How to use DNA databases to catch the perpetrator of a crime
DNA testing is helping to catch more criminals than ever - here's how it's done.
PERP: Crime scene investigators collect biological material such as blood, semen, hair or skin. The DNA molecule decays over time and has a 521-year half-life under ideal conditions (-5ºC), but degrades quickly when exposed to heat, light, water and air. Whether DNA stays viable also depends on how well it’s stored. The oldest DNA recorded was found in Greenland ice, and was estimated to be between 450,000 and 800,000 years old.
USER: When someone orders a £100 DNA testing kit from direct-to-consumer genomics companies like 23andMe, Ancestry or MyHeritage, they spit into a collection tube or take cells from a cheek swab, then post the sample to the company. After four to eight weeks, they log into their account for a report on their genetic variants.
PERP: DNA molecules are cut into fragments and added to a ‘genotyping chip’. Genotyping chips are covered in an array of 700,000 microscopic wells, each containing a probe that will match a genetic variant, which may or may not be present in the DNA sample. If a fragment matches, it can be labelled with one of several fluorescent dyes that enables a computer to read each associated DNA letter.
USER: Genomics companies use different genotyping chips, depending what that company believes are the most informative genetic variants. Most companies allow users to download a text file showing their genetic variants or ‘genotypes’, which are also uploaded to GEDmatch, a searchable genealogy website.
PERP: The DNA profile of genotypes for one person, the criminal, is compared against the profiles from other people in GEDmatch’s public database. Each genotype is a single DNA letter or ‘single nucleotide polymorphism’ (SNP) at one of 700,000 positions that vary in the human population. The pattern and number of SNPs shared by any two people is used to calculate their genetic similarity.
USER: A database search is unlikely to return matches with high similarity. As a person inherits half their DNA from each parent, they’re 50 per cent similar to their mother and father, 25 per cent to a grandparent. For each generation since cousins last shared a common ancestor, similarity is reduced by a quarter. So first cousins share roughly 12.5 per cent of their DNA, second cousins 3.125 per cent, etc.
Genetic similarity can show if two people are related, but not the relationship between them. You share half your DNA with each parent, as do any siblings, so a 50 per cent match could be mum or dad, sister or brother. Going back to fifth cousins (sharing great-great-great-great-grandparents) the overlap is just 0.05 per cent – so you’re effectively unrelated.
The chances of matching many first or second cousins in a database the size of GEDmatch, which contains one million DNA profiles, is extremely low (unless your family’s keen on ancestry). But there’s a high probability that you’ll find tens or even hundreds of third and fourth cousins, as there are enough profiles and their DNA is still similar enough to be identified through genetic similarity.
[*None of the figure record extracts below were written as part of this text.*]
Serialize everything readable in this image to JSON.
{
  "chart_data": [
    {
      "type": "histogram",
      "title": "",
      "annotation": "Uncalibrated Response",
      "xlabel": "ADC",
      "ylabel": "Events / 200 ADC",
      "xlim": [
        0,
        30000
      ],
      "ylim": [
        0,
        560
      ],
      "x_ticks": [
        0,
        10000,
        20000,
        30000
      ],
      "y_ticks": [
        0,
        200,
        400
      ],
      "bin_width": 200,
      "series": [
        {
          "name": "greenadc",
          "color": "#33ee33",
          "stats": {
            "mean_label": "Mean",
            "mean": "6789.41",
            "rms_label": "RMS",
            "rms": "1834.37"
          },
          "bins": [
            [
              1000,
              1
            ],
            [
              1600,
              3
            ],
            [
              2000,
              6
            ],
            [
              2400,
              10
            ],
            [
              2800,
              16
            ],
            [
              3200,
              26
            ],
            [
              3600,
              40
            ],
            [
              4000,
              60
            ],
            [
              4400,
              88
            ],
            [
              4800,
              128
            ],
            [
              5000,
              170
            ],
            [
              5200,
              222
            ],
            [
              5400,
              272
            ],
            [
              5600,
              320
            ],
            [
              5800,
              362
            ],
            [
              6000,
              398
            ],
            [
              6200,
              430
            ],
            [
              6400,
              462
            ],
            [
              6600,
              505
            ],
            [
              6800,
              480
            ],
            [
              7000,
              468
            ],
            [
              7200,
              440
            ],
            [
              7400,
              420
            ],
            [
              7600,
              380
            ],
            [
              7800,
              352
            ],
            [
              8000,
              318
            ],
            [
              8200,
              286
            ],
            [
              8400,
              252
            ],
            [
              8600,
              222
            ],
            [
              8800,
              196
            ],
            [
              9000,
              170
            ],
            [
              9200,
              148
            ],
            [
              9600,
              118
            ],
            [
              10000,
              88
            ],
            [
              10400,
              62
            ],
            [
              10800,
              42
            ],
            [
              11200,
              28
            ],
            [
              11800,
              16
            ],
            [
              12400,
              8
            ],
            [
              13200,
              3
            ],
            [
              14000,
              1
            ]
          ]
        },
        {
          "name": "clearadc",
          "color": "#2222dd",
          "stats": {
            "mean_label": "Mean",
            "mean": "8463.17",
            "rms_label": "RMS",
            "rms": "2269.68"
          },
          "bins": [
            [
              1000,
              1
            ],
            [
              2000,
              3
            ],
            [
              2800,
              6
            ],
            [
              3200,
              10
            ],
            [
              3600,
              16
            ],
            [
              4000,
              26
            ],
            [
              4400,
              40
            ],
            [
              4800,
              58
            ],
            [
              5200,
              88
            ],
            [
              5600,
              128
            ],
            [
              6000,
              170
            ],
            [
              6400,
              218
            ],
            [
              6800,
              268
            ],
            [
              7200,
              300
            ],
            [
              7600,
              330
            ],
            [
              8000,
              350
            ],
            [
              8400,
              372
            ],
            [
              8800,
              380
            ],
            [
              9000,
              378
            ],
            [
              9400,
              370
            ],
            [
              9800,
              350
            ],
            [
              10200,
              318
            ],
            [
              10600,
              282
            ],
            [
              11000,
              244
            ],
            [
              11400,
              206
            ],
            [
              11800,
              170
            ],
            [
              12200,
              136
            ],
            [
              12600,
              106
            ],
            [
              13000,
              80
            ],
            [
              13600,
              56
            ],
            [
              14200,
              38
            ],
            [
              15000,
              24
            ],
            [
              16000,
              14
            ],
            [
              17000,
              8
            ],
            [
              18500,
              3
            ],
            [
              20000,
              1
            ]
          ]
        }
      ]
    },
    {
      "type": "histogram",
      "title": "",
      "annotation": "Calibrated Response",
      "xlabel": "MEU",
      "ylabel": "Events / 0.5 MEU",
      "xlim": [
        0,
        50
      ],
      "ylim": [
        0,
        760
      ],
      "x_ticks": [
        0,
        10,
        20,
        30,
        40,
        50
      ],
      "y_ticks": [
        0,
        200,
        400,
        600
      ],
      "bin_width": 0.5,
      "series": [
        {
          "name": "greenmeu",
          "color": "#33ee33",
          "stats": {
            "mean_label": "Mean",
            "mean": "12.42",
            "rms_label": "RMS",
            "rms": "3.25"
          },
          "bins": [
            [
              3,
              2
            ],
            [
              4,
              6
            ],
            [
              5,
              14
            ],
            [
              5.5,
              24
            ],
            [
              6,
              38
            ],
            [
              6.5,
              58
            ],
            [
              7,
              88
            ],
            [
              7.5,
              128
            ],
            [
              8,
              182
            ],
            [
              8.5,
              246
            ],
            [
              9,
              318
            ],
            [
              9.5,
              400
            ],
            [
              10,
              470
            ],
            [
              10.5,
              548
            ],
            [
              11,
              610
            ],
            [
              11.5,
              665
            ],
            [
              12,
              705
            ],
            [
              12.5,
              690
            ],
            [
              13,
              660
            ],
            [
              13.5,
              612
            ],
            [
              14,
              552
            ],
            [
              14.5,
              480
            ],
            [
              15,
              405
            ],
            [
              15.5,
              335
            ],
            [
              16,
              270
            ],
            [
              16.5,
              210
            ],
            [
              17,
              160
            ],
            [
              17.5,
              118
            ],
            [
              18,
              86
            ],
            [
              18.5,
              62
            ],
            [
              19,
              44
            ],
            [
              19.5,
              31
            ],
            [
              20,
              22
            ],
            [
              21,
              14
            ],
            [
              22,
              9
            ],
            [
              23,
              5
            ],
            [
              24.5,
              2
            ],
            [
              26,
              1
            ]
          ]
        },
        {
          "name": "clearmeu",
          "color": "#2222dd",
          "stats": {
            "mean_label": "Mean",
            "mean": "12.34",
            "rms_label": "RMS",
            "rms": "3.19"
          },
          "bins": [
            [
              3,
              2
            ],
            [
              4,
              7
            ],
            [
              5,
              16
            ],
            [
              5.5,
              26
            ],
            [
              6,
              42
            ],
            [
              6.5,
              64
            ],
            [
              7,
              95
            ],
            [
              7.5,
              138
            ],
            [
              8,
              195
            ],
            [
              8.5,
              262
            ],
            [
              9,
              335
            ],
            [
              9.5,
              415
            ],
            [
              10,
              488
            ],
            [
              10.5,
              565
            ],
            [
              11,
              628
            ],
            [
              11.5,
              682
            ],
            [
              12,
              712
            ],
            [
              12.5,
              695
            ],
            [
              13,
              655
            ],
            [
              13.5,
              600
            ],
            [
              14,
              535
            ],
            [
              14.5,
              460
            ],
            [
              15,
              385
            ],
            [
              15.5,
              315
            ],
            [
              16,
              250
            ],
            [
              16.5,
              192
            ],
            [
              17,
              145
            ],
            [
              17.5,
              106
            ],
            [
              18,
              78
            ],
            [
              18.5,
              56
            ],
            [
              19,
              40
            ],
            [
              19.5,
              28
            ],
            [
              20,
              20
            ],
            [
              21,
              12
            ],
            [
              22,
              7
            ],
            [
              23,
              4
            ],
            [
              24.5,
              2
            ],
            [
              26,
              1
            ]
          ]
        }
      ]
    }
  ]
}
Genetic genealogists build a family tree by applying traditional techniques to database information, such as the names of two people and their DNA similarity. This includes finding records like census data, newspaper obituaries and birth and marriage certificates, and interviewing living relatives. Nowadays it also involves figuring out relationships via Facebook and other social networks.
Once links between cousins are confirmed, a genetic genealogist works backwards to find where the separate branches of a tree are connected at their long-dead ancestors. Recent twigs of the family tree – living relatives – are then added by building forwards, what expert CeCe Moore calls ‘reverse genealogy’, which can sometimes succeed in ‘triangulation’ – when two distant branches intermarry.
More like this
Police, FBI and other law enforcement agencies use conventional investigative methods before arresting a suspect. For the recent arrest of the Golden State Killer, investigators only had a list of third cousins (sharing great-great-grandparents and under 1 per cent genetic similarity) so they had to use an extensive process of elimination (the offender was about 5’9” and 75kg, for example) to narrow it down to Joseph DeAngelo.
Identifying a suspect requires putting all the pieces of a puzzle together. In Moore’s first genetic genealogy case, GEDmatch had a list of possible relatives that included two distinct matches, each with a 3 per cent similarity to the killer’s DNA. This suggested they were second cousins from different branches of the family tree, enabling Moore to identify William Talbott II by triangulation.